ME1's exploration served it's purpose in that it was primarily a world building/narrative mechanic rather a pure gameplay, it helped establishing the vastsness of the galaxy by pitting your tiny Mako against a huge and mostly empty enviroment it obviously was far from perfect and it was mostly hampered by technical constraints, but stylisticly it was fine IMO. It's worth nothing though that exploration in ME1 never actually involved pioneering uncharted worlds and recovering assets, well, the collection quests do, but the main assingment always involved some plot that tied in with the greater setting, unlike ME2, were the N7 were mostly disconnected from the narrative.
The return of exploration, but will it be better?
#51
Posté 04 juillet 2015 - 06:43
#52
Posté 04 juillet 2015 - 07:45
ME1's exploration served it's purpose in that it was primarily a world building/narrative mechanic rather a pure gameplay, it helped establishing the vastsness of the galaxy by pitting your tiny Mako against a huge and mostly empty enviroment it obviously was far from perfect and it was mostly hampered by technical constraints, but stylisticly it was fine IMO. It's worth nothing though that exploration in ME1 never actually involved pioneering uncharted worlds and recovering assets, well, the collection quests do, but the main assingment always involved some plot that tied in with the greater setting, unlike ME2, were the N7 were mostly disconnected from the narrative.
ME2's side missions perfectly displayed how dangerous the Terminus systems were. Every mission had a merc band or Geth trying to carry out some evil plan to trick people or overall ruin their lives. It was a perfect display that there is life that goes on outside of Shepard's mission. For however important Shepard's mission is, most of the galaxy actually doesn't give a damn and continues on regardless of whether Shepard is alive or not. It really helps it feel like a real universe. Not to mention each mission took you to a unique location. Perhaps a good demonstration is the mission where Batarians are planning on launching missiles on a colony as an act of terrorism. It's optional, there's no story showed by a cinematic conversation, but can you imagine what transpires if you don't do that mission? A lot of dead, innocent people. The galaxy moves on, and is alive, crap is happening whether Shepard is there or not.

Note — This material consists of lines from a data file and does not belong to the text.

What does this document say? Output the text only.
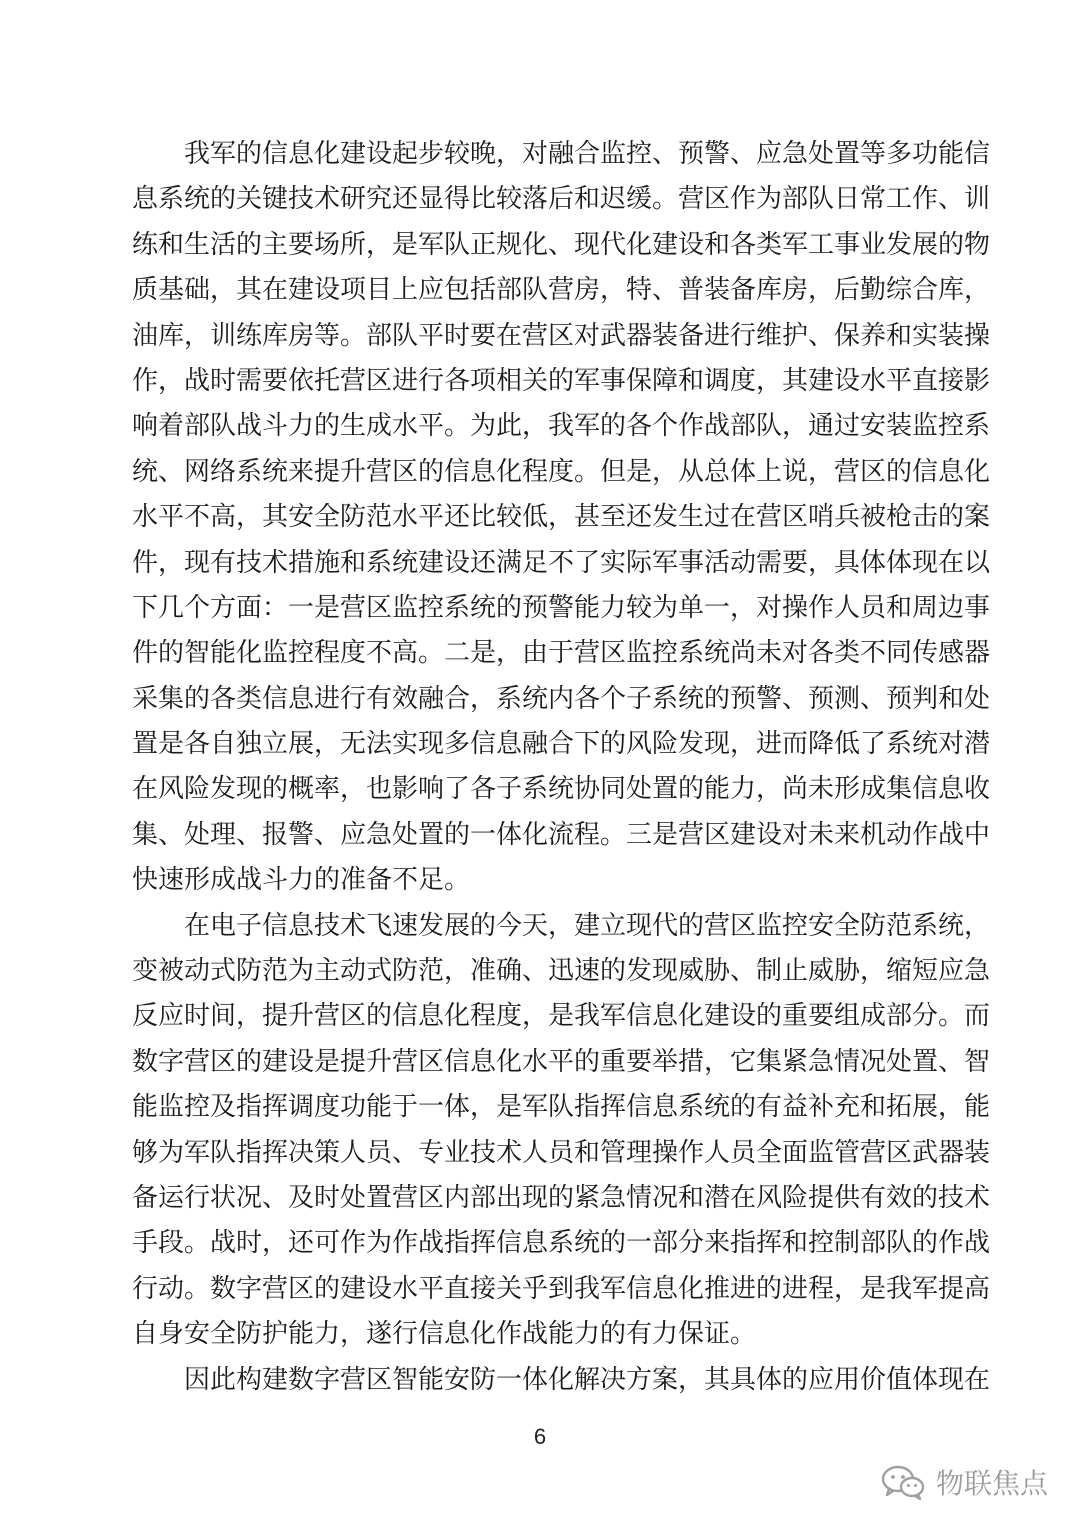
我军的信息化建设起步较晚，对融合监控、预警、应急处置等多功能信
息系统的关键技术研究还显得比较落后和迟缓。营区作为部队日常工作、训
练和生活的主要场所，是军队正规化、现代化建设和各类军工事业发展的物
质基础，其在建设项目上应包括部队营房，特、普装备库房，后勤综合库，
油库，训练库房等。部队平时要在营区对武器装备进行维护、保养和实装操
作，战时需要依托营区进行各项相关的军事保障和调度，其建设水平直接影
响着部队战斗力的生成水平。为此，我军的各个作战部队，通过安装监控系
统、网络系统来提升营区的信息化程度。但是，从总体上说，营区的信息化
水平不高，其安全防范水平还比较低，甚至还发生过在营区哨兵被枪击的案
件，现有技术措施和系统建设还满足不了实际军事活动需要，具体体现在以
下几个方面：一是营区监控系统的预警能力较为单一，对操作人员和周边事
件的智能化监控程度不高。二是，由于营区监控系统尚未对各类不同传感器
采集的各类信息进行有效融合，系统内各个子系统的预警、预测、预判和处
置是各自独立展，无法实现多信息融合下的风险发现，进而降低了系统对潜
在风险发现的概率，也影响了各子系统协同处置的能力，尚未形成集信息收
集、处理、报警、应急处置的一体化流程。三是营区建设对未来机动作战中
快速形成战斗力的准备不足。
在电子信息技术飞速发展的今天，建立现代的营区监控安全防范系统，
变被动式防范为主动式防范，准确、迅速的发现威胁、制止威胁，缩短应急
反应时间，提升营区的信息化程度，是我军信息化建设的重要组成部分。而
数字营区的建设是提升营区信息化水平的重要举措，它集紧急情况处置、智
能监控及指挥调度功能于一体，是军队指挥信息系统的有益补充和拓展，能
够为军队指挥决策人员、专业技术人员和管理操作人员全面监管营区武器装
备运行状况、及时处置营区内部出现的紧急情况和潜在风险提供有效的技术
手段。战时，还可作为作战指挥信息系统的一部分来指挥和控制部队的作战
行动。数字营区的建设水平直接关乎到我军信息化推进的进程，是我军提高
自身安全防护能力，遂行信息化作战能力的有力保证。
因此构建数字营区智能安防一体化解决方案，其具体的应用价值体现在
6
物联焦点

Overall I think both games had side content that served their purposes well. It's just that ME1 made you drive to those UNC missions on boring, empty terrain and the missions themselves were really short and took you to the same few copy-pasted space stations. It really sucks out the fun during multiple playthroughs.
- Heathen Oxman aime ceci
#53
Posté 04 juillet 2015 - 10:44
that depends. have the sales for shallow large open world type games gone down at all since Mass Effect 3?
#54
Posté 05 juillet 2015 - 06:37
a huge and mostly empty enviroment
![]()
These little planet maps are huge in your opinion? Then what is small? A 20 squaremeter garden? The only reason why somone has the feeling these maps are huge is that he does not notice how slow the mako is. You can almost ride faster with a bicycle than what the mako did. Of course... if you walk through your garden with the speed of a slug, you could think it is huge ![]()

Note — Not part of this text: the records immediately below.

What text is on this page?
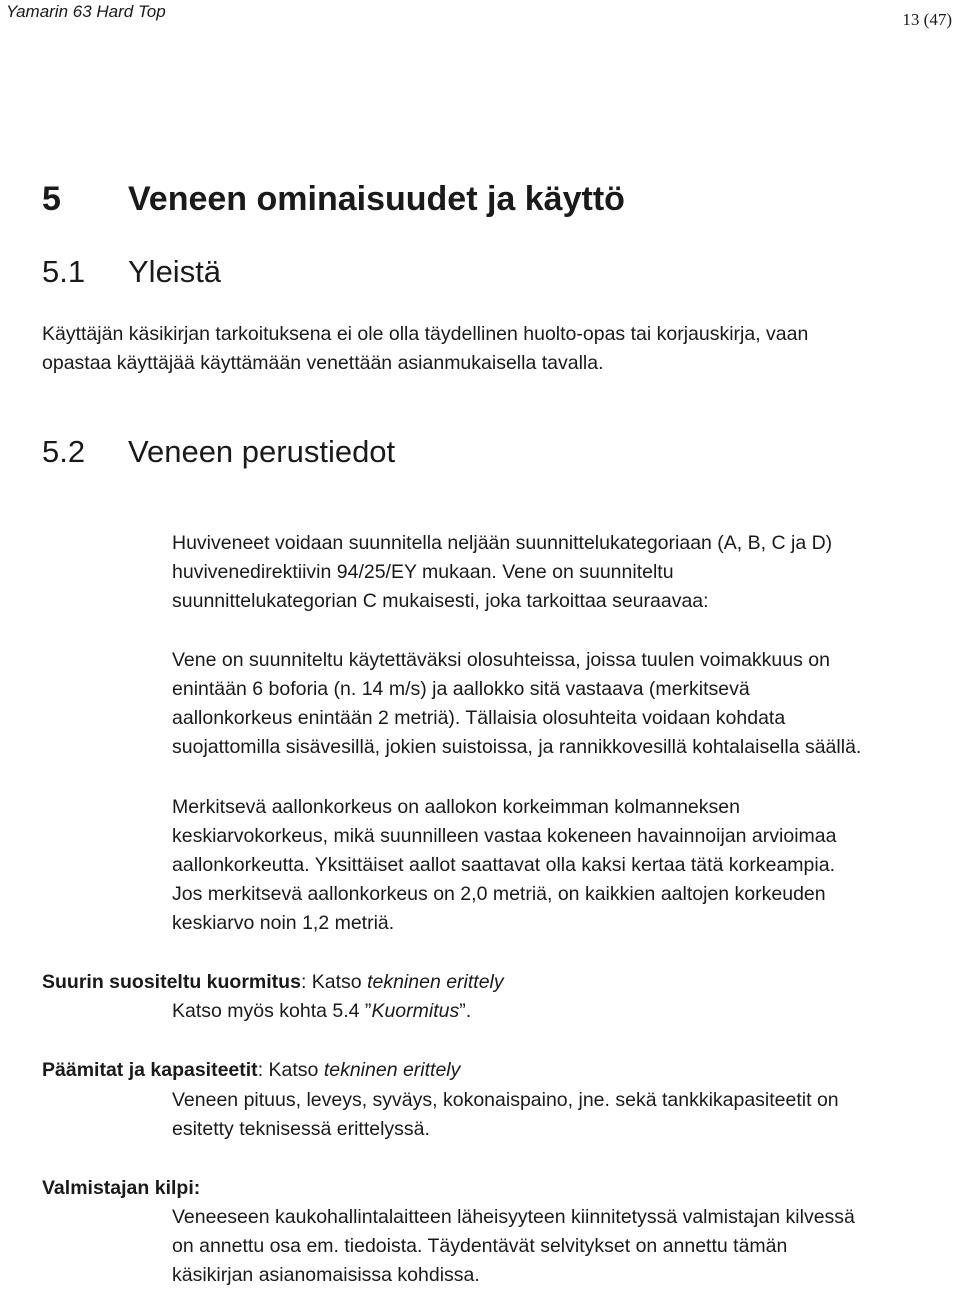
Yamarin 63 Hard Top	13 (47)
5 Veneen ominaisuudet ja käyttö
5.1 Yleistä
Käyttäjän käsikirjan tarkoituksena ei ole olla täydellinen huolto-opas tai korjauskirja, vaan
opastaa käyttäjää käyttämään venettään asianmukaisella tavalla.
5.2 Veneen perustiedot
Huviveneet voidaan suunnitella neljään suunnittelukategoriaan (A, B, C ja D)
huvivenedirektiivin 94/25/EY mukaan. Vene on suunniteltu
suunnittelukategorian C mukaisesti, joka tarkoittaa seuraavaa:
Vene on suunniteltu käytettäväksi olosuhteissa, joissa tuulen voimakkuus on
enintään 6 boforia (n. 14 m/s) ja aallokko sitä vastaava (merkitsevä
aallonkorkeus enintään 2 metriä). Tällaisia olosuhteita voidaan kohdata
suojattomilla sisävesillä, jokien suistoissa, ja rannikkovesillä kohtalaisella säällä.
Merkitsevä aallonkorkeus on aallokon korkeimman kolmanneksen
keskiarvokorkeus, mikä suunnilleen vastaa kokeneen havainnoijan arvioimaa
aallonkorkeutta. Yksittäiset aallot saattavat olla kaksi kertaa tätä korkeampia.
Jos merkitsevä aallonkorkeus on 2,0 metriä, on kaikkien aaltojen korkeuden
keskiarvo noin 1,2 metriä.
Suurin suositeltu kuormitus: Katso tekninen erittely
Katso myös kohta 5.4 ”Kuormitus”.
Päämitat ja kapasiteetit: Katso tekninen erittely
Veneen pituus, leveys, syväys, kokonaispaino, jne. sekä tankkikapasiteetit on
esitetty teknisessä erittelyssä.
Valmistajan kilpi:
Veneeseen kaukohallintalaitteen läheisyyteen kiinnitetyssä valmistajan kilvessä
on annettu osa em. tiedoista. Täydentävät selvitykset on annettu tämän
käsikirjan asianomaisissa kohdissa.
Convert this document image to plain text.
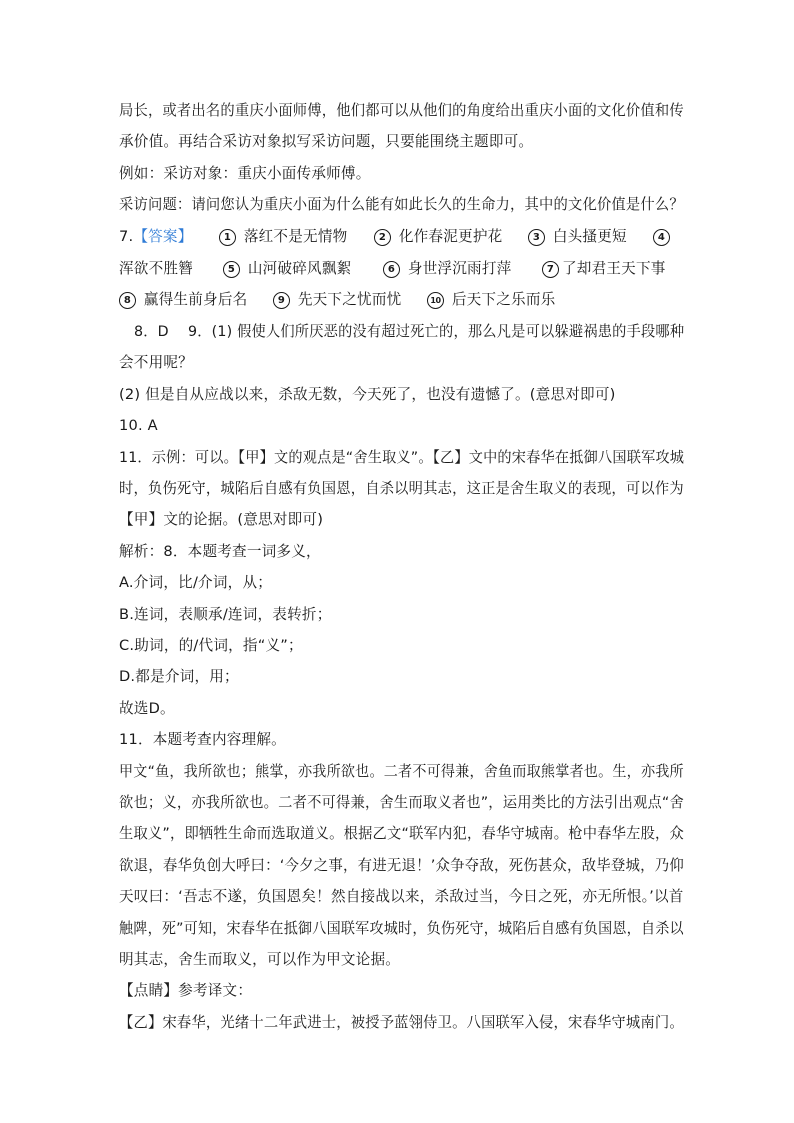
局长，或者出名的重庆小面师傅，他们都可以从他们的角度给出重庆小面的文化价值和传
承价值。再结合采访对象拟写采访问题，只要能围绕主题即可。
例如：采访对象：重庆小面传承师傅。
采访问题：请问您认为重庆小面为什么能有如此长久的生命力，其中的文化价值是什么？
7.【答案】	1 落红不是无情物	2 化作春泥更护花	3 白头搔更短	4
浑欲不胜簪	5 山河破碎风飘絮	6 身世浮沉雨打萍	7 了却君王天下事
8 赢得生前身后名	9 先天下之忧而忧	10 后天下之乐而乐
8．D　 9．(1) 假使人们所厌恶的没有超过死亡的，那么凡是可以躲避祸患的手段哪种
会不用呢？
(2) 但是自从应战以来，杀敌无数，今天死了，也没有遗憾了。(意思对即可)
10. A
11．示例：可以。【甲】文的观点是“舍生取义”。【乙】文中的宋春华在抵御八国联军攻城
时，负伤死守，城陷后自感有负国恩，自杀以明其志，这正是舍生取义的表现，可以作为
【甲】文的论据。(意思对即可)
解析：8．本题考查一词多义，
A.介词，比/介词，从；
B.连词，表顺承/连词，表转折；
C.助词，的/代词，指“义”；
D.都是介词，用；
故选D。
11．本题考查内容理解。
甲文“鱼，我所欲也；熊掌，亦我所欲也。二者不可得兼，舍鱼而取熊掌者也。生，亦我所
欲也；义，亦我所欲也。二者不可得兼，舍生而取义者也”，运用类比的方法引出观点“舍
生取义”，即牺牲生命而选取道义。根据乙文“联军内犯，春华守城南。枪中春华左股，众
欲退，春华负创大呼曰：‘今夕之事，有进无退！’众争夺敌，死伤甚众，敌毕登城，乃仰
天叹曰：‘吾志不遂，负国恩矣！然自接战以来，杀敌过当，今日之死，亦无所恨。’以首
触陴，死”可知，宋春华在抵御八国联军攻城时，负伤死守，城陷后自感有负国恩，自杀以
明其志，舍生而取义，可以作为甲文论据。
【点睛】参考译文：
【乙】宋春华，光绪十二年武进士，被授予蓝翎侍卫。八国联军入侵，宋春华守城南门。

And I didnt mention how boring the maps were. The only environments that could astonish me was the planets of the main quests. I can accept that people like walking-speed- or horse-riding-speed in a mediaeval setting. But in a scifi-setting its really strange. Almost as strange as player who get the feeling of "vastness" by a mako that drives with about 20mph over a dozen of 2 squarekilometer maps.
#55
Posté 05 juillet 2015 - 12:59
I liked how ME1's design felt like BIoware had been scrambling and just adding in the things they kinda liked without really being sure if it made the pacing work or if it was "good gameplay". I know, and I swear this is something the game won't surprise me with, that ME:A's exploration will, fetch quest or not, be like DA:I in the sense that it's too "designed" to have proper gameplay objectives and it's more concerned with that than building good atmosphere or putting story before level design or gameplay.

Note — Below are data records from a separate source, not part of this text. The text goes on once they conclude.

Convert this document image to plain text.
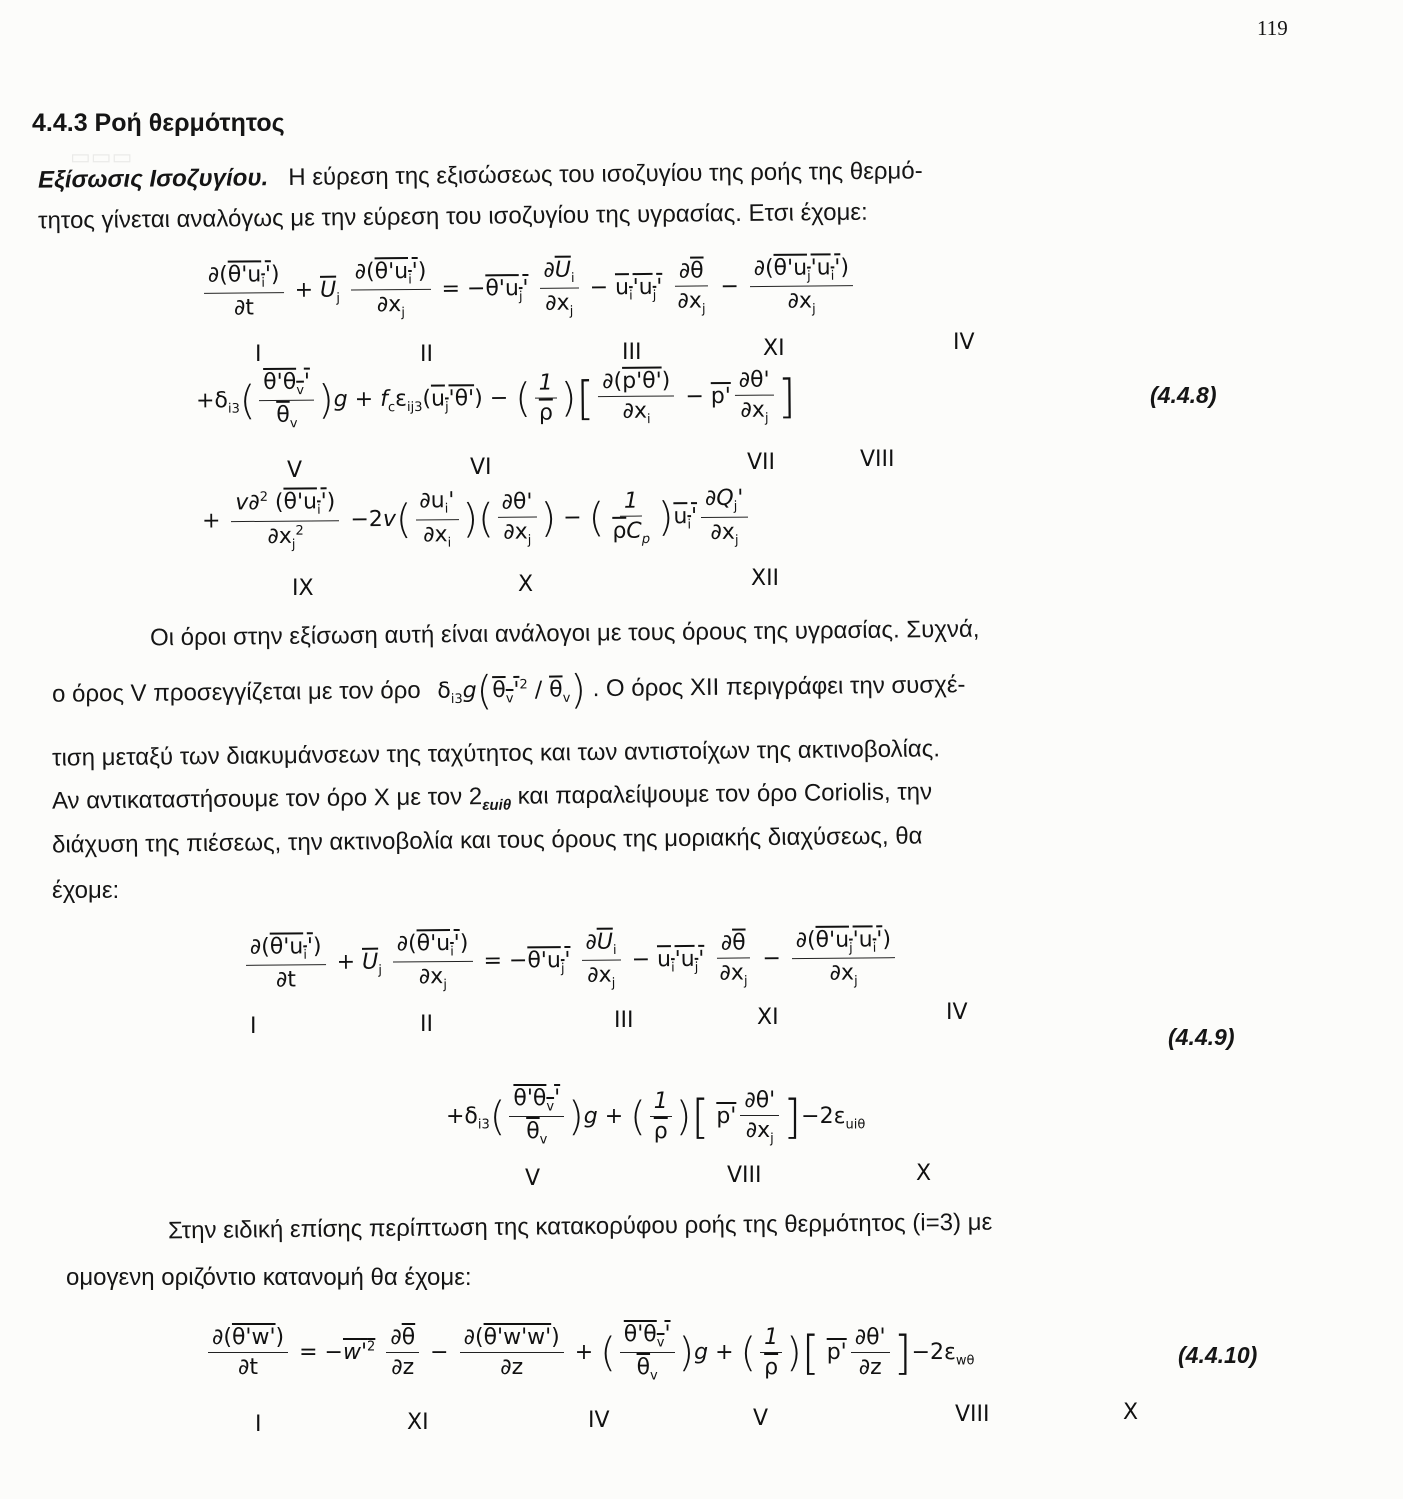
119
4.4.3 Ροή θερμότητος
▭▭▭
Εξίσωσις Ισοζυγίου. Η εύρεση της εξισώσεως του ισοζυγίου της ροής της θερμό-
τητος γίνεται αναλόγως με την εύρεση του ισοζυγίου της υγρασίας. Ετσι έχομε:
$\frac{\partial(\theta'u_i')}{\partial t} + \overline{U}_j \frac{\partial(\theta'u_i')}{\partial x_j} = -\theta'u_j' \frac{\partial\overline{U}_i}{\partial x_j} - u_i'u_j' \frac{\partial\overline{\theta}}{\partial x_j} - \frac{\partial(\theta'u_j'u_i')}{\partial x_j}$
I	II	III	XI	IV
$+\delta_{i3}( \frac{\theta'\theta_v'}{\overline{\theta}_v} )g + f_c\varepsilon_{ij3}(u_j'\theta')$ − ( $\frac{1}{\rho}$ )[ $\frac{\partial(p'\theta')}{\partial x_i} - p' \frac{\partial\theta'}{\partial x_j}$ ]	(4.4.8)
V	VI	VII	VIII
+ $\frac{v\partial^2 (\theta'u_i')}{\partial x_j^2} -2v( \frac{\partial u_i'}{\partial x_i}$ )( $\frac{\partial\theta'}{\partial x_j}$ ) − ( $\frac{1}{\overline{\rho}C_p} )u_i' \frac{\partial Q_j'}{\partial x_j}$
IX	X	XII
Οι όροι στην εξίσωση αυτή είναι ανάλογοι με τους όρους της υγρασίας. Συχνά,
ο όρος V προσεγγίζεται με τον όρο $\delta_{i3}g(\theta_v'^2 / \overline{\theta}_v)$ . Ο όρος XII περιγράφει την συσχέ-
τιση μεταξύ των διακυμάνσεων της ταχύτητος και των αντιστοίχων της ακτινοβολίας.
Αν αντικαταστήσουμε τον όρο X με τον $2_{\varepsilon ui\theta}$ και παραλείψουμε τον όρο Coriolis, την
διάχυση της πιέσεως, την ακτινοβολία και τους όρους της μοριακής διαχύσεως, θα
έχομε:
$\frac{\partial(\theta'u_i')}{\partial t} + \overline{U}_j \frac{\partial(\theta'u_i')}{\partial x_j} = -\theta'u_j' \frac{\partial\overline{U}_i}{\partial x_j} - u_i'u_j' \frac{\partial\overline{\theta}}{\partial x_j} - \frac{\partial(\theta'u_j'u_i')}{\partial x_j}$
I	II	III	XI	IV
(4.4.9)
$+\delta_{i3}( \frac{\theta'\theta_v'}{\overline{\theta}_v} )g$ + ( $\frac{1}{\rho}$ )[ $p' \frac{\partial\theta'}{\partial x_j} ]-2\varepsilon_{ui\theta}$
V	VIII	X
Στην ειδική επίσης περίπτωση της κατακορύφου ροής της θερμότητος (i=3) με
ομογενη οριζόντιο κατανομή θα έχομε:
$\frac{\partial(\theta'w')}{\partial t} = -w'^2 \frac{\partial\overline{\theta}}{\partial z} - \frac{\partial(\theta'w'w')}{\partial z}$ + ( $\frac{\theta'\theta_v'}{\overline{\theta}_v} )g$ + ( $\frac{1}{\rho}$ )[ $p' \frac{\partial\theta'}{\partial z} ]-2\varepsilon_{w\theta}$	(4.4.10)
I	XI	IV	V	VIII	X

I do love fun games but BW games back when I liked them were always good because they had story, characters, dialogue first, and then passable gameplay on top of that. I never played Mass Effect for shooting and became increasingly confused as ME2 and ME3 started advertising themselves as compelling Gears of War-tier shooters.
Kind of win-win that ME3 became a fun game to play, and now I am sold on the idea of ME as a shooter, but with less interactive conversations and less freedom it felt too alienating and DA:I on the other hand added that back in but traded off the "story-first" for exploratory content.
I still overall prefer what ME1 did when it comes to emphasis on exploration. It was crap level design, passable gameplay and repetitive environments. You know what? Sounds like KOTOR to me and I had no problem with that game playing it for the first time last year. It reminded me why I wish Bioware had just stuck to their guns and kept doing it their own way instead of mimicking other games like Gears for gunplay in Mass Effect or Assassin's Creed or WoW for quests in DA:I.
When Bioware just did things their own way, their games were better off IMO.